Prosecutors believed Greene shot himself in the foot, and hobbled away like a wounded deer, after gunning down Gurley. Greene took the stand and said he went to the housing project to pick up a friend when he was injured in crossfire. He contended he saw the shooter flee.

A woman who lived next to Gurley testified she saw a dark-skinned black man in all white clothing fleeing the housing project shortly after shots rang out.

But she also opened the door for Greene’s defense attorney, Mark Fury, who is no stranger to hung juries. He was the attorney for Jose “Boom Bat” Negrete, the Latin Kings leader who was convicted in 2015 at a fourth trial of ordering the murder of gang “queen” Jeri Lynn Dotson and the near-strangulation of gang turncoat Alex Ruiz.

Negrete’s first trial ended in a hung jury.

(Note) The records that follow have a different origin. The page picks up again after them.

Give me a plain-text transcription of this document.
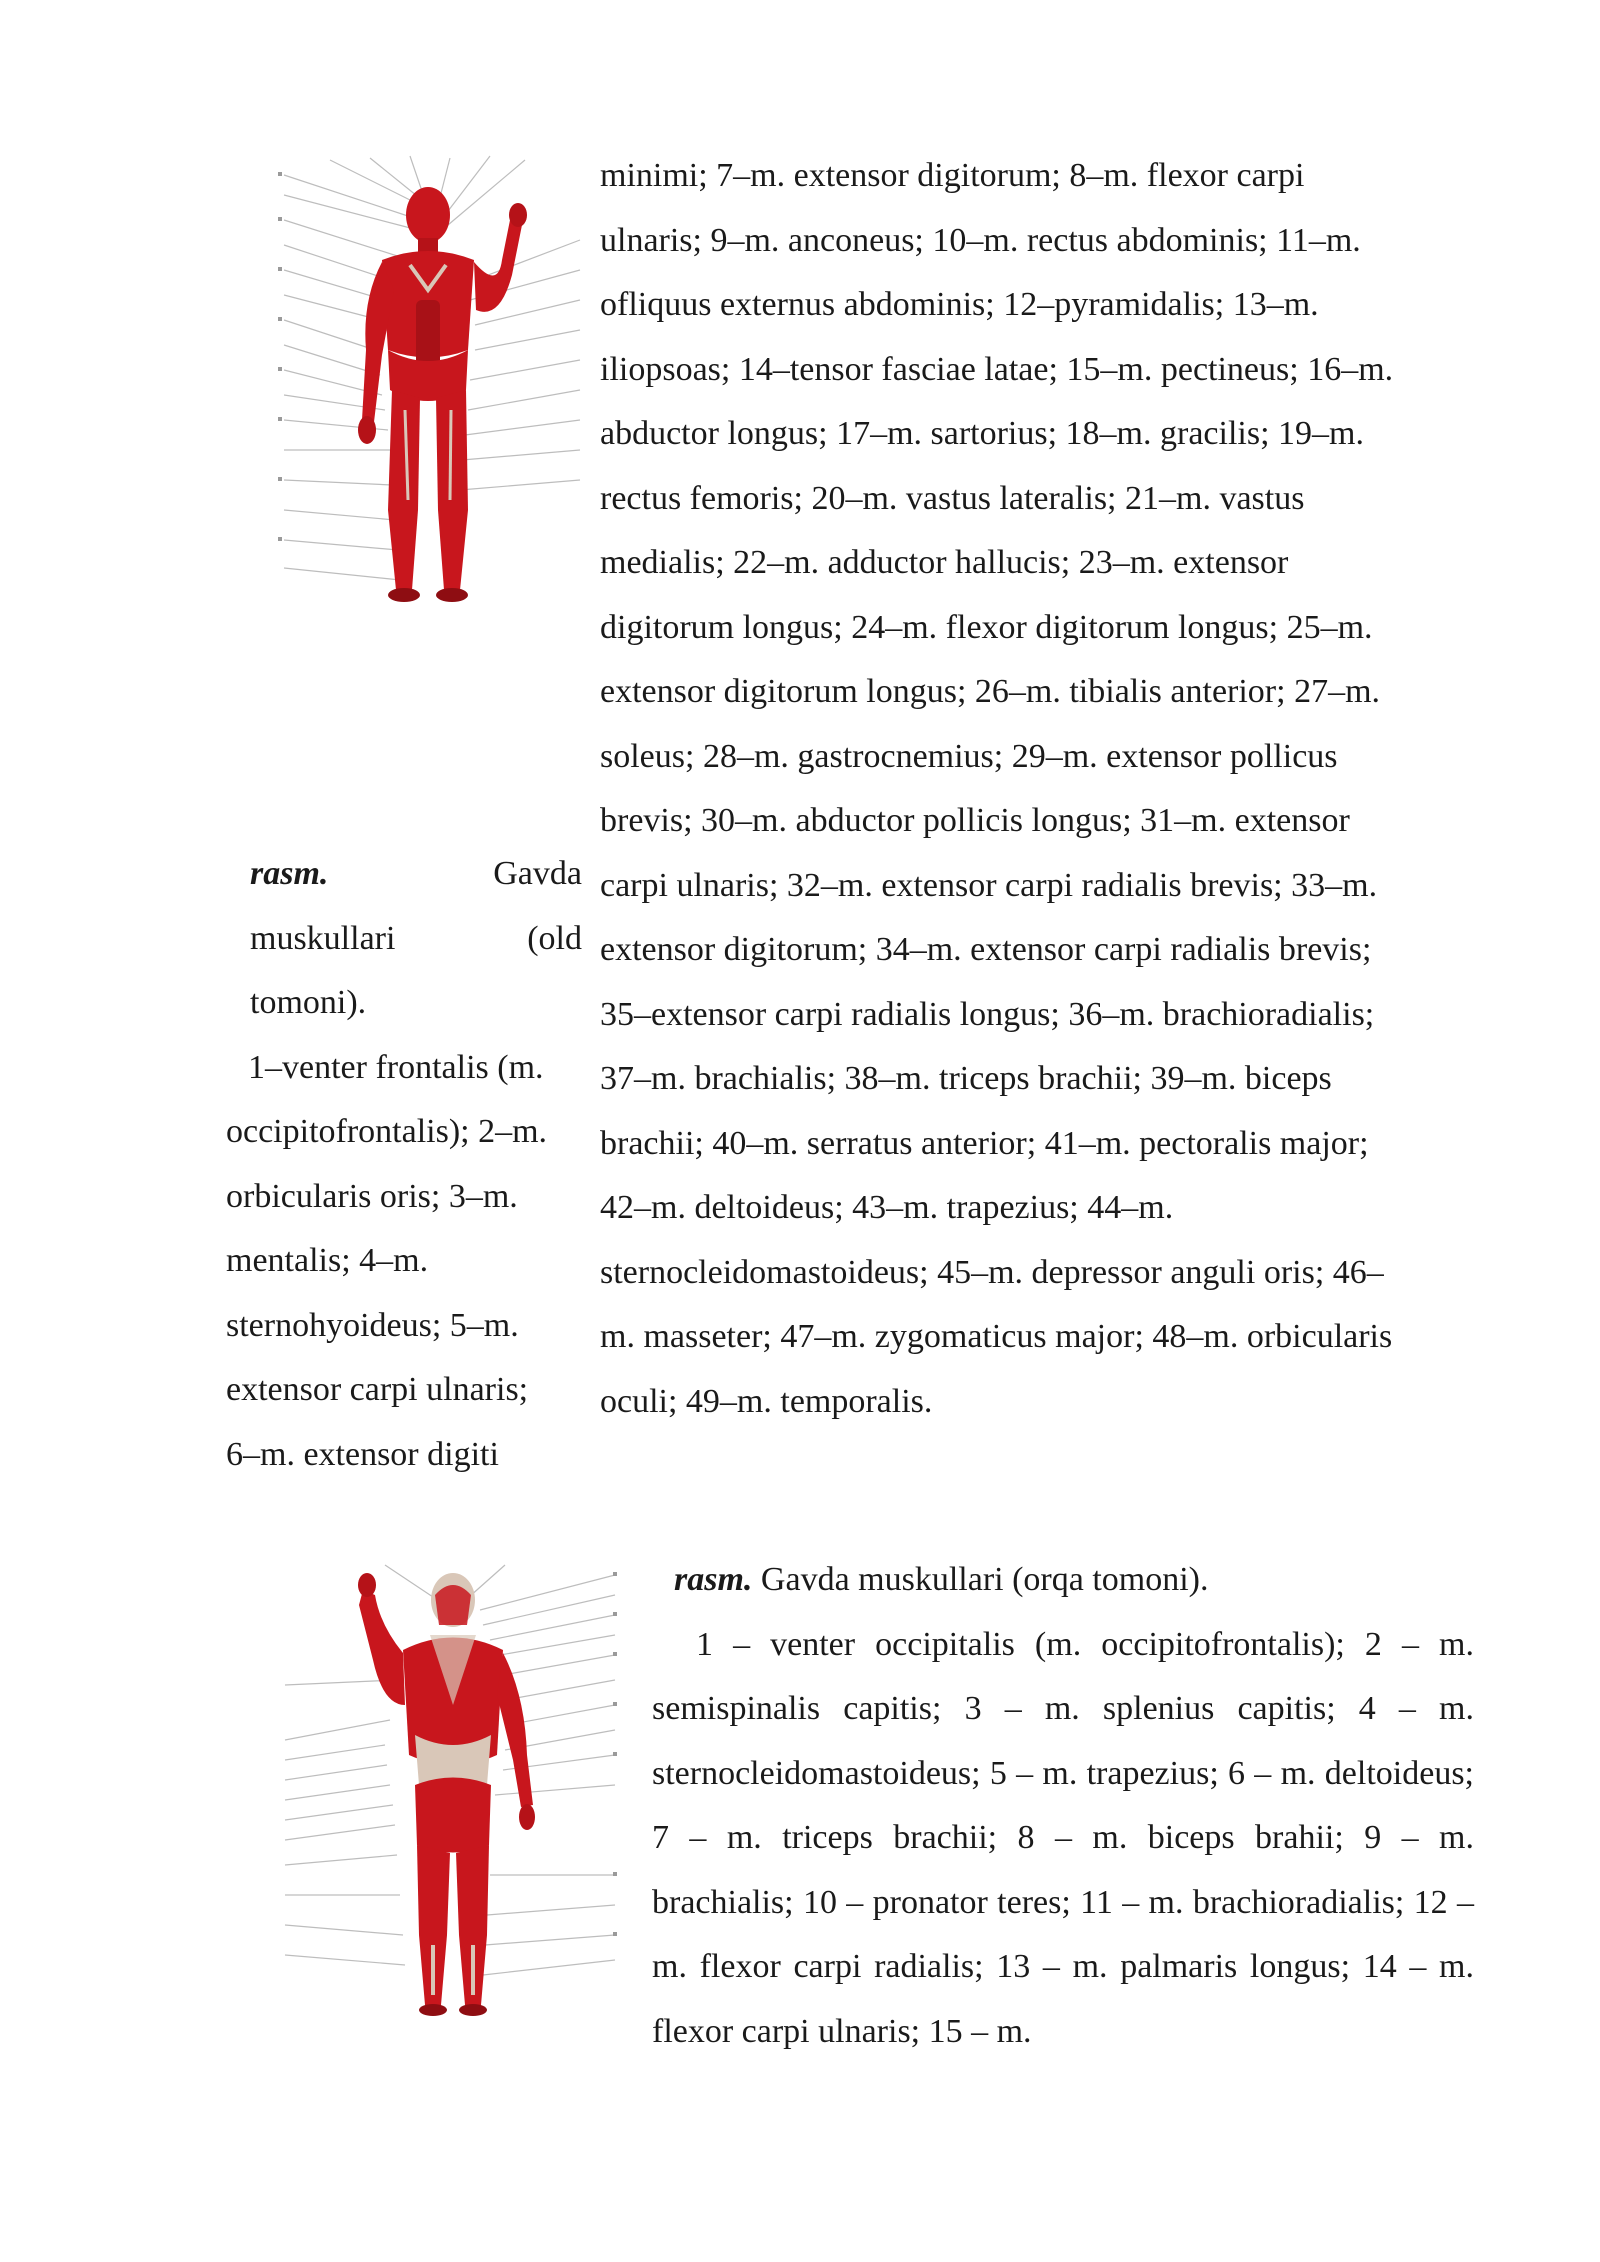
rasm.	Gavda
muskullari	(old
tomoni).

1–venter frontalis (m.

occipitofrontalis); 2–m.

orbicularis oris; 3–m.

mentalis; 4–m.

sternohyoideus; 5–m.

extensor carpi ulnaris;

6–m. extensor digiti

minimi; 7–m. extensor digitorum; 8–m. flexor carpi

ulnaris; 9–m. anconeus; 10–m. rectus abdominis; 11–m.

ofliquus externus abdominis; 12–pyramidalis; 13–m.

iliopsoas; 14–tensor fasciae latae; 15–m. pectineus; 16–m.

abductor longus; 17–m. sartorius; 18–m. gracilis; 19–m.

rectus femoris; 20–m. vastus lateralis; 21–m. vastus

medialis; 22–m. adductor hallucis; 23–m. extensor

digitorum longus; 24–m. flexor digitorum longus; 25–m.

extensor digitorum longus; 26–m. tibialis anterior; 27–m.

soleus; 28–m. gastrocnemius; 29–m. extensor pollicus

brevis; 30–m. abductor pollicis longus; 31–m. extensor

carpi ulnaris; 32–m. extensor carpi radialis brevis; 33–m.

extensor digitorum; 34–m. extensor carpi radialis brevis;

35–extensor carpi radialis longus; 36–m. brachioradialis;

37–m. brachialis; 38–m. triceps brachii; 39–m. biceps

brachii; 40–m. serratus anterior; 41–m. pectoralis major;

42–m. deltoideus; 43–m. trapezius; 44–m.

sternocleidomastoideus; 45–m. depressor anguli oris; 46–

m. masseter; 47–m. zygomaticus major; 48–m. orbicularis

oculi; 49–m. temporalis.

rasm. Gavda muskullari (orqa tomoni).

1 – venter occipitalis (m. occipitofrontalis); 2 – m. semispinalis capitis; 3 – m. splenius capitis; 4 – m. sternocleidomastoideus; 5 – m. trapezius; 6 – m. deltoideus; 7 – m. triceps brachii; 8 – m. biceps brahii; 9 – m. brachialis; 10 – pronator teres; 11 – m. brachioradialis; 12 – m. flexor carpi radialis; 13 – m. palmaris longus; 14 – m. flexor carpi ulnaris; 15 – m.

On cross examination in Greene’s trial, Fury got the woman to admit she considered Greene to have a fairer complexion than the shooter.

Gershman said if he had tried the cases, he would re-examine every facet of them to see if it the way they were presented impacted jurors’ decision-making.

“It’s complicated,” he said. “Jurors are human beings. The jury process in enigmatic. We don’t know how juries really decide cases. It’s a guessing game.”

Lore said there is no “golden rule” for jury selection.

“It’s a lot of chance,” he said. “You’re not trying to select jurors so much as trying to deselect jurors who worry you.”